I realize this is not the case for many other women, especially those within indigenous communities. But I was gifted early with my dad, this great example of a good man, and thus my life has been filled with many good men.

During and since the election I have been thinking a lot about what it means to have a good person in a child’s life. Not a perfect person—my dad’s not perfect—but a good person. And I think having a good person in one’s life means building a foundation of self-worth, means increasing resistance to outside influences that will claim you have less value. Good people support who you are, all of you. And that support gives you strength, resilience. A good father or uncle, mom or aunt; an exceptional sibling, adopted family member or friend: They are like antibodies. It’s not that viruses or pathogens—those cruel words someone says about where you come from; the way, as a woman or person of color, you can be dismissed in a meeting; the bizarre attempts certain people make to assure you that their seeing you as less than them is a way of protecting you—cannot enter. They do enter—your body, your world, your heart. But having the right people, men and women, means you have the antibodies to resist that hurt, the strength to understand that those viral happenings are not true.

Here’s what I find so amazing about antibodies: Though they are formed in response to a single pathogen, a single sickness, they stay in your blood. They stick with you, for a lifetime, protecting you, maintaining your resistance, giving you strength, again and again and again.

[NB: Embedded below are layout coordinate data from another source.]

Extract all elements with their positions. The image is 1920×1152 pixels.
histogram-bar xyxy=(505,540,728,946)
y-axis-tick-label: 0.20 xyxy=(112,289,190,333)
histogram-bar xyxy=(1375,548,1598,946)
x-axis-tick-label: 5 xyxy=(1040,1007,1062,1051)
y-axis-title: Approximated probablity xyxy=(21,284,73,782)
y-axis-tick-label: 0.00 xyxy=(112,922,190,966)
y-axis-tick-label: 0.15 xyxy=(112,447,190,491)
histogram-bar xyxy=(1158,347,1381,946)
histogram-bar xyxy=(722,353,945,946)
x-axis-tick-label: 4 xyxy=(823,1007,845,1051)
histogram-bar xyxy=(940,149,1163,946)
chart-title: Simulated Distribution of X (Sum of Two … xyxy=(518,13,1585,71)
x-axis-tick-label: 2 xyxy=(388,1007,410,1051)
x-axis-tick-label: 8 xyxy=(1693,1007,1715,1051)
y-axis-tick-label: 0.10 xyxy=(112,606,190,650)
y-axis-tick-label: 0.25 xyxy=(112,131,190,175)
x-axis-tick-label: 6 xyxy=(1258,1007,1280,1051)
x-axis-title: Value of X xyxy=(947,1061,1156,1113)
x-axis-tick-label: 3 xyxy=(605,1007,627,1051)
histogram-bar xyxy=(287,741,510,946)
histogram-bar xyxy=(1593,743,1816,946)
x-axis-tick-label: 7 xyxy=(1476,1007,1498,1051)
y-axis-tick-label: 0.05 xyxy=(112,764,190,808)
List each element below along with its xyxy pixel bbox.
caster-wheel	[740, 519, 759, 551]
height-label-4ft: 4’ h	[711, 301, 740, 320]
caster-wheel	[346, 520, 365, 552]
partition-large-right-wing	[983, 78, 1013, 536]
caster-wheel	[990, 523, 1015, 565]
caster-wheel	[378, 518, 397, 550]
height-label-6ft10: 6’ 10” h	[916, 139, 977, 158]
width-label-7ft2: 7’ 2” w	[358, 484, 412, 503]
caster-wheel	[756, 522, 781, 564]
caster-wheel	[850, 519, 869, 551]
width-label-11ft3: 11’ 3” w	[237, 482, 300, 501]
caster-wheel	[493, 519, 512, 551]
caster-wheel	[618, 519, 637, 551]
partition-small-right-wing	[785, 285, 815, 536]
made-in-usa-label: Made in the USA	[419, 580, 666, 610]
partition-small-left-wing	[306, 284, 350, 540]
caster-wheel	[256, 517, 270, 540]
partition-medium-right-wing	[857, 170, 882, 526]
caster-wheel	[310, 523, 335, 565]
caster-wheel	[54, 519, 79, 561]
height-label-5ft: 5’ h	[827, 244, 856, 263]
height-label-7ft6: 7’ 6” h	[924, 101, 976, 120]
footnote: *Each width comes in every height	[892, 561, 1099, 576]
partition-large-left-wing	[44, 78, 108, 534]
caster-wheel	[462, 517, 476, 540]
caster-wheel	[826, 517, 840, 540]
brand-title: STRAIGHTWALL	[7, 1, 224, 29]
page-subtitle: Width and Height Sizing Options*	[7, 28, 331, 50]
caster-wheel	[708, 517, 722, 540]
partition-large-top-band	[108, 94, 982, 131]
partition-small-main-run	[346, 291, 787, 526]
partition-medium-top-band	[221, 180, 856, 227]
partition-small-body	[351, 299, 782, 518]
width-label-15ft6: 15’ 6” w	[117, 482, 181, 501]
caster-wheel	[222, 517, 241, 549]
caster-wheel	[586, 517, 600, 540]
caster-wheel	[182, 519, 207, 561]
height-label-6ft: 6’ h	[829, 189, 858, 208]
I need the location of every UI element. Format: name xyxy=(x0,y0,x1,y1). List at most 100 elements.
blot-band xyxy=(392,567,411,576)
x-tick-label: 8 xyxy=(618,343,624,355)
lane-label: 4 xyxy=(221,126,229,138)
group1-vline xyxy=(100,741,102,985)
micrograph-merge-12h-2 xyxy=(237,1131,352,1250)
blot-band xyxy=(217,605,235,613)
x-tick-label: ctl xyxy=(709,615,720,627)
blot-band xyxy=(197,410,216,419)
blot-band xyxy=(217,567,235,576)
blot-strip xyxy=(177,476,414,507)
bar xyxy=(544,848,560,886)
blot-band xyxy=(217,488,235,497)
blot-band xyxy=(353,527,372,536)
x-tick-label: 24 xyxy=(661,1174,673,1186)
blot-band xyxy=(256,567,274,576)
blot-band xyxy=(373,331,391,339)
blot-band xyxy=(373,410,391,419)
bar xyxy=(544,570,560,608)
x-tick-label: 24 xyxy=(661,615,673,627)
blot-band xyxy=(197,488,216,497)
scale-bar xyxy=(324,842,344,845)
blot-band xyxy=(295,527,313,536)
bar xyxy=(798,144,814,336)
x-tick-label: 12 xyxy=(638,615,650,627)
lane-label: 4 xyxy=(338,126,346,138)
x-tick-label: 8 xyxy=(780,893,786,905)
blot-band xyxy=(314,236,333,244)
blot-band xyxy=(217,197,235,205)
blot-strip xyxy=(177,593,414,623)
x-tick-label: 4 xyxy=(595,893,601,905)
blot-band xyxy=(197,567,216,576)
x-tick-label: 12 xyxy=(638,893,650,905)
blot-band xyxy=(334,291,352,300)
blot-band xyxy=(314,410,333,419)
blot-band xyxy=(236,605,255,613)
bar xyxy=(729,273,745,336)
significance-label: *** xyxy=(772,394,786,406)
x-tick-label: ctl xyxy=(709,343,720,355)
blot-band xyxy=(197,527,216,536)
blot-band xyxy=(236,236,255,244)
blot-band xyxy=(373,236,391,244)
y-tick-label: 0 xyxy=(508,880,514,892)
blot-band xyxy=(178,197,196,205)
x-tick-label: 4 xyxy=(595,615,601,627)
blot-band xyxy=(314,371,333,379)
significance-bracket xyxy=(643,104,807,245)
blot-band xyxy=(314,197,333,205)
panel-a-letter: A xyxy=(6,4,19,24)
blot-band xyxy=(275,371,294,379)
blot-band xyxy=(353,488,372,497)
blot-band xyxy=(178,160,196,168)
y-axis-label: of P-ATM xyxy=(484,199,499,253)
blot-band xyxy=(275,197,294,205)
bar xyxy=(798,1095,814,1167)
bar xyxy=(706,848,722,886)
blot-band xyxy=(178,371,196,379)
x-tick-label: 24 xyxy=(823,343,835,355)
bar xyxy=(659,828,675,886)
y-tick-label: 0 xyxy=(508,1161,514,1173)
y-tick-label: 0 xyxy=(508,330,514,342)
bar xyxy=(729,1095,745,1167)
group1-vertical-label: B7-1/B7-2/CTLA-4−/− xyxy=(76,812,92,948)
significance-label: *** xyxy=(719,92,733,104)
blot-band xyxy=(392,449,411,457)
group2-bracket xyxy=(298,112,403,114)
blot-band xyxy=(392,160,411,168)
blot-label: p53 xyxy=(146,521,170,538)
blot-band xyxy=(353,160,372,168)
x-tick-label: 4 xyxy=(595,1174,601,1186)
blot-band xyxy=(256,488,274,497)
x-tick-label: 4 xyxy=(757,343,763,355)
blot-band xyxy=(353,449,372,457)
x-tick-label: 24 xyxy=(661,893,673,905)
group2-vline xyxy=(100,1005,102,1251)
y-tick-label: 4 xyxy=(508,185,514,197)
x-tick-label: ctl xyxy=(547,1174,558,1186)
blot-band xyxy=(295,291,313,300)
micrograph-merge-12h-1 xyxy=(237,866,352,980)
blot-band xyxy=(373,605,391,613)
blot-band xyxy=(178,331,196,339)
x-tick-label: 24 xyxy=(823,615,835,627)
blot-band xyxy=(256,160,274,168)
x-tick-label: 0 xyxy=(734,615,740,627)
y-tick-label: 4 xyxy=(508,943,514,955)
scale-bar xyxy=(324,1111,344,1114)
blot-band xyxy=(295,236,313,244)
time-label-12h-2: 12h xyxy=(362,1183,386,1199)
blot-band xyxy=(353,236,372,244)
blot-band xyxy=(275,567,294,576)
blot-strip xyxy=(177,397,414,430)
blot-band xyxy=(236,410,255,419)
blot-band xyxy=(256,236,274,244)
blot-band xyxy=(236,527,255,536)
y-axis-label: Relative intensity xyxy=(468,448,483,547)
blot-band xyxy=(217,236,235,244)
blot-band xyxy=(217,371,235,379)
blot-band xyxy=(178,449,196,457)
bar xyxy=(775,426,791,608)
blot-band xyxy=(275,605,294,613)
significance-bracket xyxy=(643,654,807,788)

When I lie next to my father, when I match my breath to his, I feel what it means to be him. To inhabit his inhalation is to inhabit his world. This is an act of empathy, of understanding. Sometimes I imagine myself as his protector, just as he has been mine. I cannot fix his asthma. I cannot take it away. But I like to think—and I suspect he would agree—that all those years of ski adventures and frozen yogurt and movies I have only viewed in fragments were a kind of resistance to the effects of his illness.

I want, in the days and weeks and years to come, to think of myself as an antibody. To be your antibody. That sounds so intimate. It’s meant to be. An antibody offers more than support—it gives protection. To be an antibody is to believe in someone else’s worth. Every one else’s worth. It’s the love of life, every life, but especially those lives that are unequally threatened by our—our, we make them—systems, institutions, and government. It’s the commitment to fighting pathogens and to resisting their effects.

Such an effort takes empathy, understanding. It takes listening. Solidarity. Hope. Action. It takes love. Aloha. That sharing of breath. Inhaling a life—a father’s life, a daughter’s, a neighbor’s, a stranger’s—and holding it inside our lungs, our hearts, our own selves.

Kristiana Kahakauwila is a hapa writer of kanaka maoli (Native Hawaiian), Norwegian, and German descent. An associate professor of creative writing at Western Washington University, she is the author of This Is Paradise: Stories (Hogarth, 2013). She is currently writing a novel set on the island of Maui.